Modi did it too at the World Economic Forum in Davos boasting that India had defeated the virus, had done better than most countries and how it was not going to give vaccines to the rest of the world.

Today, we all know that grandstanding does not help in the long run. It does not help to announce your arrival before you have arrived.

India gifted and sold more than 66 million doses of Indian-made vaccines to nearly 94 countries when there was an urgent need of it back home. All in the name of vaccine diplomacy.

India did not think it crucial to draw out a strategic plan on how it would rapidly vaccinate its population.

IMAGE: A tanker supplies oxygen to an oxygen plant at the critical trauma centre at the Rajendra Institute of Medical Sciences in Ranchi, May 9, 2021. Photograph: PTI Photo

Ever since the vaccination campaign was opened, it was painfully slow and disorganised. Numerous vaccination centres put up signs that they had no vaccine.

We are now witnessing how even those who want to take the jab cannot as vaccines are in short supply, thanks to India's much-touted vaccine diplomacy and policy paralysis.

Drumbeating the idea that India was the pharmacy of the world and would provide the world with vaccines now seems so hollow.

In early March when many states were grappling with increasing cases and deaths, election rallies were held in five states where assembly polls were scheduled.

Top BJP leaders led by Modi aggressively campaigned in all five states addressing audiences unmasked. What was the message they were sending?

This was when over 1,00,000 new cases were being detected every single day.

Standard Operating Procedures were blatantly violated.

No masking.

No social distancing.

This apart, international cricket games were permitted with over 130,000 fans watching in the newly named Narendra Modi stadium in Ahmedabad.

To top it all, the Kumbh Mela in Haridwar could easily have been postponed given the health emergency in India.

But, no, it just had to happen to allow over 8 million people to attend and take a dip in the Ganges as part of a ritual.

News is now trickling in of how thousands who attended have tested positive. Two among them were the former king and queen of Nepal.
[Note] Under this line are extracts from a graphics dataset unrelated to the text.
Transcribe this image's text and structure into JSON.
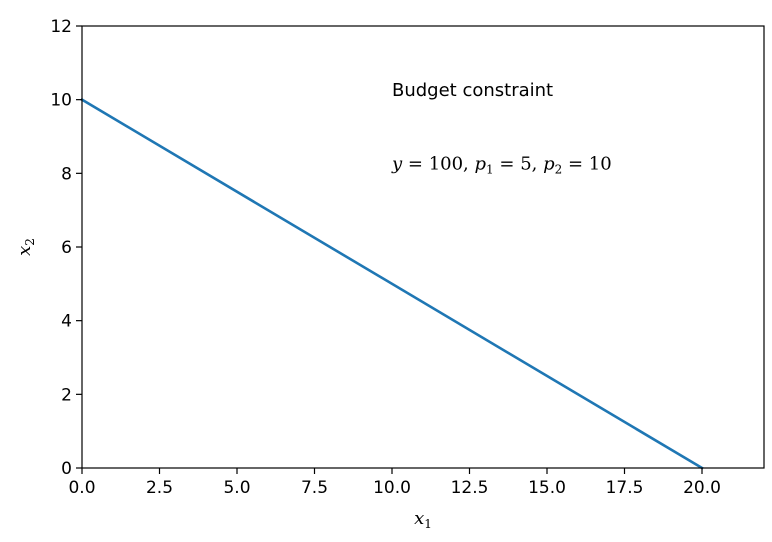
{
  "chart_data": {
    "type": "line",
    "xlim": [
      0,
      22
    ],
    "ylim": [
      0,
      12
    ],
    "xticks": [
      0.0,
      2.5,
      5.0,
      7.5,
      10.0,
      12.5,
      15.0,
      17.5,
      20.0
    ],
    "xtick_labels": [
      "0.0",
      "2.5",
      "5.0",
      "7.5",
      "10.0",
      "12.5",
      "15.0",
      "17.5",
      "20.0"
    ],
    "yticks": [
      0,
      2,
      4,
      6,
      8,
      10,
      12
    ],
    "ytick_labels": [
      "0",
      "2",
      "4",
      "6",
      "8",
      "10",
      "12"
    ],
    "xlabel": {
      "base": "x",
      "sub": "1"
    },
    "ylabel": {
      "base": "x",
      "sub": "2"
    },
    "grid": false,
    "series": [
      {
        "x": [
          0,
          20
        ],
        "y": [
          10,
          0
        ],
        "color": "#1f77b4"
      }
    ],
    "annotations": [
      {
        "text": "Budget constraint",
        "x": 10,
        "y": 10.1
      },
      {
        "x": 10,
        "y": 8.1,
        "parts": [
          {
            "t": "y",
            "italic": true
          },
          {
            "t": " = 100, "
          },
          {
            "t": "p",
            "italic": true
          },
          {
            "t": "1",
            "sub": true
          },
          {
            "t": " = 5, "
          },
          {
            "t": "p",
            "italic": true
          },
          {
            "t": "2",
            "sub": true
          },
          {
            "t": " = 10"
          }
        ]
      }
    ]
  }
}
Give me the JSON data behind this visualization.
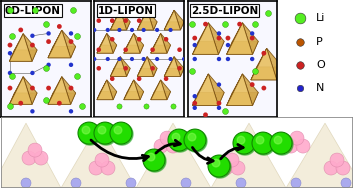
{
  "panels": [
    "0D-LIPON",
    "1D-LIPON",
    "2.5D-LIPON"
  ],
  "legend_labels": [
    "Li",
    "P",
    "O",
    "N"
  ],
  "legend_colors": [
    "#55ee22",
    "#bb5500",
    "#cc2222",
    "#2222cc"
  ],
  "bg_color": "#ffffff",
  "border_color": "#000000",
  "label_fontsize": 7.5,
  "fig_width": 3.52,
  "fig_height": 1.89,
  "dpi": 100,
  "tetra_face_color": "#d4a84b",
  "tetra_face_color2": "#c49030",
  "tetra_edge_color": "#7a5010",
  "li_color": "#55ee22",
  "o_color": "#cc2222",
  "n_color": "#2233cc",
  "bottom_li_color": "#22dd00",
  "bottom_bg": "#f0efe8",
  "arrow_color": "#000000",
  "pink_color": "#ffaacc"
}
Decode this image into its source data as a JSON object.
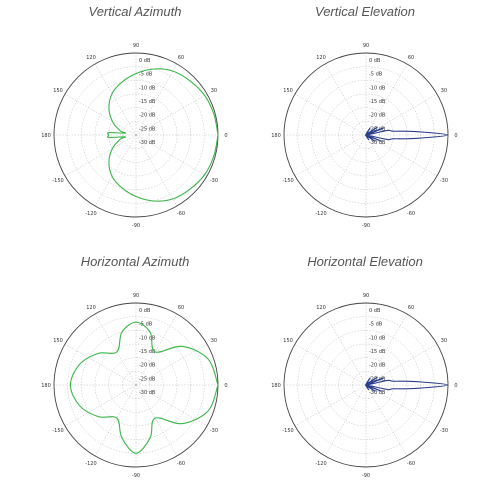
{
  "chart_data": [
    {
      "type": "polar",
      "title": "Vertical Azimuth",
      "angle_ticks": [
        "90",
        "60",
        "30",
        "0",
        "-30",
        "-60",
        "-90",
        "-120",
        "-150",
        "180",
        "150",
        "120"
      ],
      "radial_ticks": [
        "0 dB",
        "-5 dB",
        "-10 dB",
        "-15 dB",
        "-20 dB",
        "-25 dB",
        "-30 dB"
      ],
      "radial_range": [
        -30,
        0
      ],
      "grid": true,
      "series": [
        {
          "color": "#3cb54a",
          "angles_deg": [
            0,
            15,
            30,
            45,
            60,
            75,
            90,
            105,
            120,
            135,
            150,
            165,
            170,
            175,
            180,
            185,
            190,
            195,
            210,
            225,
            240,
            255,
            270,
            285,
            300,
            315,
            330,
            345,
            360
          ],
          "values_db": [
            0,
            -0.5,
            -1,
            -2,
            -3,
            -5,
            -7.5,
            -10,
            -12.5,
            -16,
            -20,
            -24,
            -26,
            -20,
            -20,
            -20,
            -26,
            -24,
            -20,
            -16,
            -12.5,
            -10,
            -7.5,
            -5,
            -3,
            -2,
            -1,
            -0.5,
            0
          ]
        }
      ]
    },
    {
      "type": "polar",
      "title": "Vertical Elevation",
      "angle_ticks": [
        "90",
        "60",
        "30",
        "0",
        "-30",
        "-60",
        "-90",
        "-120",
        "-150",
        "180",
        "150",
        "120"
      ],
      "radial_ticks": [
        "0 dB",
        "-5 dB",
        "-10 dB",
        "-15 dB",
        "-20 dB",
        "-25 dB",
        "-30 dB"
      ],
      "radial_range": [
        -30,
        0
      ],
      "grid": true,
      "series": [
        {
          "color": "#2c3e8c",
          "angles_deg": [
            -80,
            -60,
            -45,
            -35,
            -28,
            -22,
            -16,
            -12,
            -8,
            -4,
            0,
            4,
            8,
            12,
            16,
            22,
            28,
            35,
            45,
            60,
            80,
            90
          ],
          "values_db": [
            -30,
            -28,
            -30,
            -26,
            -30,
            -24,
            -30,
            -22,
            -20,
            -12,
            0,
            -12,
            -20,
            -22,
            -30,
            -23,
            -30,
            -25,
            -30,
            -27,
            -30,
            -30
          ]
        }
      ]
    },
    {
      "type": "polar",
      "title": "Horizontal Azimuth",
      "angle_ticks": [
        "90",
        "60",
        "30",
        "0",
        "-30",
        "-60",
        "-90",
        "-120",
        "-150",
        "180",
        "150",
        "120"
      ],
      "radial_ticks": [
        "0 dB",
        "-5 dB",
        "-10 dB",
        "-15 dB",
        "-20 dB",
        "-25 dB",
        "-30 dB"
      ],
      "radial_range": [
        -30,
        0
      ],
      "grid": true,
      "series": [
        {
          "color": "#3cb54a",
          "angles_deg": [
            0,
            20,
            40,
            60,
            75,
            90,
            105,
            120,
            140,
            160,
            180,
            200,
            220,
            240,
            255,
            270,
            285,
            300,
            320,
            340,
            360
          ],
          "values_db": [
            0,
            -2,
            -8,
            -16,
            -10,
            -7,
            -10,
            -16,
            -12,
            -8,
            -6,
            -8,
            -12,
            -16,
            -10,
            -5,
            -10,
            -16,
            -8,
            -2,
            0
          ]
        }
      ]
    },
    {
      "type": "polar",
      "title": "Horizontal Elevation",
      "angle_ticks": [
        "90",
        "60",
        "30",
        "0",
        "-30",
        "-60",
        "-90",
        "-120",
        "-150",
        "180",
        "150",
        "120"
      ],
      "radial_ticks": [
        "0 dB",
        "-5 dB",
        "-10 dB",
        "-15 dB",
        "-20 dB",
        "-25 dB",
        "-30 dB"
      ],
      "radial_range": [
        -30,
        0
      ],
      "grid": true,
      "series": [
        {
          "color": "#2c3e8c",
          "angles_deg": [
            -80,
            -60,
            -45,
            -35,
            -28,
            -22,
            -16,
            -12,
            -8,
            -4,
            0,
            4,
            8,
            12,
            16,
            22,
            28,
            35,
            45,
            60,
            80,
            90
          ],
          "values_db": [
            -30,
            -28,
            -30,
            -26,
            -30,
            -24,
            -30,
            -22,
            -20,
            -12,
            0,
            -12,
            -20,
            -22,
            -30,
            -23,
            -30,
            -25,
            -30,
            -27,
            -30,
            -30
          ]
        }
      ]
    }
  ]
}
Though there was enough data from the National Centre for Disease Control showing that the virus was spreading fast, the centre did nothing. States were also sending missives about shortages. Again, nothing was done.
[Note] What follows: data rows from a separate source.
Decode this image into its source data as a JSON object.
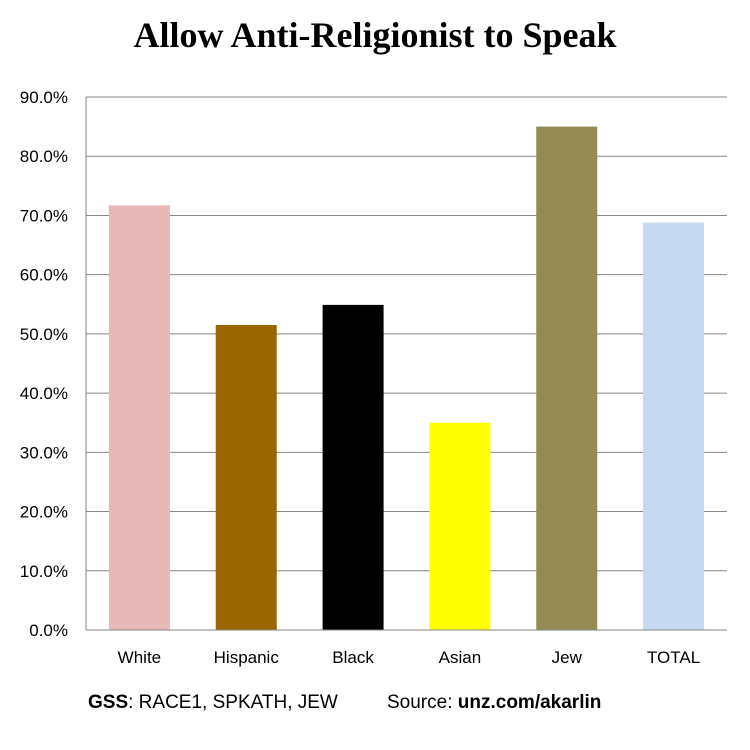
{
  "chart_data": {
    "type": "bar",
    "title": "Allow Anti-Religionist to Speak",
    "categories": [
      "White",
      "Hispanic",
      "Black",
      "Asian",
      "Jew",
      "TOTAL"
    ],
    "values": [
      71.7,
      51.5,
      54.9,
      35.0,
      85.0,
      68.8
    ],
    "colors": [
      "#E6B8B7",
      "#996600",
      "#000000",
      "#FFFF00",
      "#948A54",
      "#C6D9F1"
    ],
    "ylim": [
      0,
      90
    ],
    "yticks": [
      "0.0%",
      "10.0%",
      "20.0%",
      "30.0%",
      "40.0%",
      "50.0%",
      "60.0%",
      "70.0%",
      "80.0%",
      "90.0%"
    ],
    "ytick_values": [
      0,
      10,
      20,
      30,
      40,
      50,
      60,
      70,
      80,
      90
    ],
    "grid": true,
    "xlabel": "",
    "ylabel": ""
  },
  "footer": {
    "gss_label": "GSS",
    "gss_vars": ": RACE1, SPKATH, JEW",
    "source_label": "Source: ",
    "source_url": "unz.com/akarlin"
  }
}
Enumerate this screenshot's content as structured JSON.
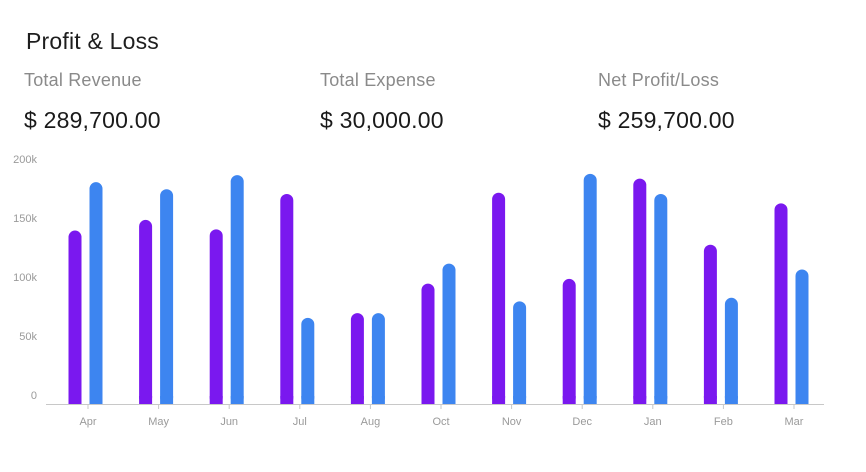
{
  "header": {
    "title": "Profit & Loss"
  },
  "stats": [
    {
      "label": "Total Revenue",
      "value": "$ 289,700.00"
    },
    {
      "label": "Total Expense",
      "value": "$ 30,000.00"
    },
    {
      "label": "Net Profit/Loss",
      "value": "$ 259,700.00"
    }
  ],
  "colors": {
    "series_a": "#7a18ef",
    "series_b": "#3d85f0",
    "axis": "#c8c8c8",
    "tick_text": "#9a9a9a"
  },
  "chart_data": {
    "type": "bar",
    "categories": [
      "Apr",
      "May",
      "Jun",
      "Jul",
      "Aug",
      "Oct",
      "Nov",
      "Dec",
      "Jan",
      "Feb",
      "Mar"
    ],
    "series": [
      {
        "values": [
          147000,
          156000,
          148000,
          178000,
          77000,
          102000,
          179000,
          106000,
          191000,
          135000,
          170000
        ]
      },
      {
        "values": [
          188000,
          182000,
          194000,
          73000,
          77000,
          119000,
          87000,
          195000,
          178000,
          90000,
          114000
        ]
      }
    ],
    "yticks": [
      0,
      50000,
      100000,
      150000,
      200000
    ],
    "ytick_labels": [
      "0",
      "50k",
      "100k",
      "150k",
      "200k"
    ],
    "ylim": [
      0,
      200000
    ],
    "grid": false,
    "legend": "none"
  }
}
It is only now that the government has opened up the PM Cares Fund to buy a lakh portable oxygen concentrators and oxygen plants.

IMAGE: Deserted Shimla railway station during the COVID-induced curfew, May 9, 2021. Photograph: PTI Photo

Kerala had the perspective nearly a year ago to see that there would be an oxygen crisis as cases increase and so had already worked on setting up oxygen plants. It now has surplus oxygen that is being sent to other states.

The Centre could easily have copied the healthcare systems from Kerala to replicate in other states. But acknowledging that a non-BJP run state can do well, hurts.

India is in the midst of its biggest crisis since Independence. It is a national emergency and begs to be dealt with. Politics can wait. Lives need to be saved.

It is no time to nurse egos. We need to vaccinate India at a pace faster than any country in the world.

There is already a report by a technical advisory committee that has warned that the third wave may strike the young in Karnataka as they would not be vaccinated.

Almost every house today has a story to tell about how the pandemic has devastated them.

When the next election comes around, ask political parties if they would repair India's rickety healthcare system before they ask you for your vote.

Ramesh Menon is an author, an award-winning journalist, editor of The Leaflet, an educator, and documentary filmmaker.